Abstract

The economic emission dispatch (EED) is a highly constrained nonlinear multiobjective optimization problem with a convex (or nonconvex) solution space. These characteristics and constraints make the EED a difficult problem to solve. Several approaches for a solution have been proposed, such as deterministic techniques, stochastic techniques, or a combination of both. This work presents the use of an algebraic (deterministic) technique, the numerical polynomial homotopy continuation (NPHC) method, to solve the EED problem. A comparison with the sequential quadratic programming (SQP) algorithm and the nondominated sorting genetic algorithm II (NSGA-II) is also presented.

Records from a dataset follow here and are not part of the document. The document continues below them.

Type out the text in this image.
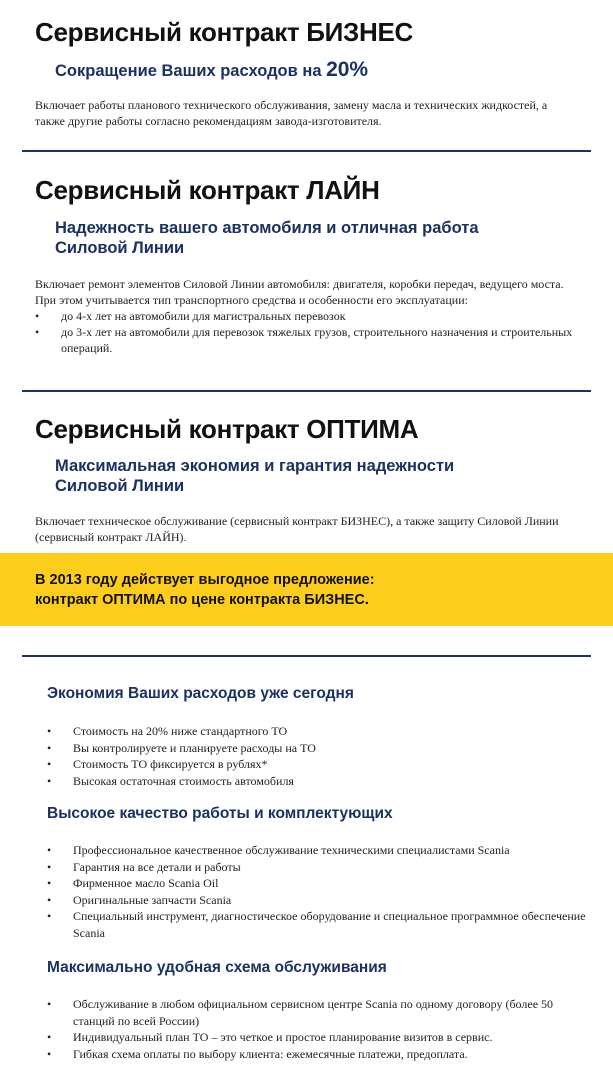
Сервисный контракт БИЗНЕС

Сокращение Ваших расходов на 20%

Включает работы планового технического обслуживания, замену масла и технических жидкостей, а также другие работы согласно рекомендациям завода-изготовителя.

Сервисный контракт ЛАЙН

Надежность вашего автомобиля и отличная работа
Силовой Линии

Включает ремонт элементов Силовой Линии автомобиля: двигателя, коробки передач, ведущего моста. При этом учитывается тип транспортного средства и особенности его эксплуатации:

• до 4-х лет на автомобили для магистральных перевозок
• до 3-х лет на автомобили для перевозок тяжелых грузов, строительного назначения и строительных операций.
Сервисный контракт ОПТИМА

Максимальная экономия и гарантия надежности
Силовой Линии

Включает техническое обслуживание (сервисный контракт БИЗНЕС), а также защиту Силовой Линии (сервисный контракт ЛАЙН).

В 2013 году действует выгодное предложение:
контракт ОПТИМА по цене контракта БИЗНЕС.

Экономия Ваших расходов уже сегодня
• Стоимость на 20% ниже стандартного ТО
• Вы контролируете и планируете расходы на ТО
• Стоимость ТО фиксируется в рублях*
• Высокая остаточная стоимость автомобиля
Высокое качество работы и комплектующих
• Профессиональное качественное обслуживание техническими специалистами Scania
• Гарантия на все детали и работы
• Фирменное масло Scania Oil
• Оригинальные запчасти Scania
• Специальный инструмент, диагностическое оборудование и специальное программное обеспечение Scania
Максимально удобная схема обслуживания
• Обслуживание в любом официальном сервисном центре Scania по одному договору (более 50 станций по всей России)
• Индивидуальный план ТО – это четкое и простое планирование визитов в сервис.
• Гибкая схема оплаты по выбору клиента: ежемесячные платежи, предоплата.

Results show that the NPHC algorithm finds all the roots (solutions) of the problem starting from any initial point and assures an accurate solution with a good convergence time. In addition, the NPHC algorithm provides a more accurate solution than the SQP algorithm and the NSGA-II.

Highlights

  • Power dispatch is a complicated task for the energy industry because a highly variable and unpredictable load demand from the customers needs to be satisfied using the most suitable mix of producers [1,2]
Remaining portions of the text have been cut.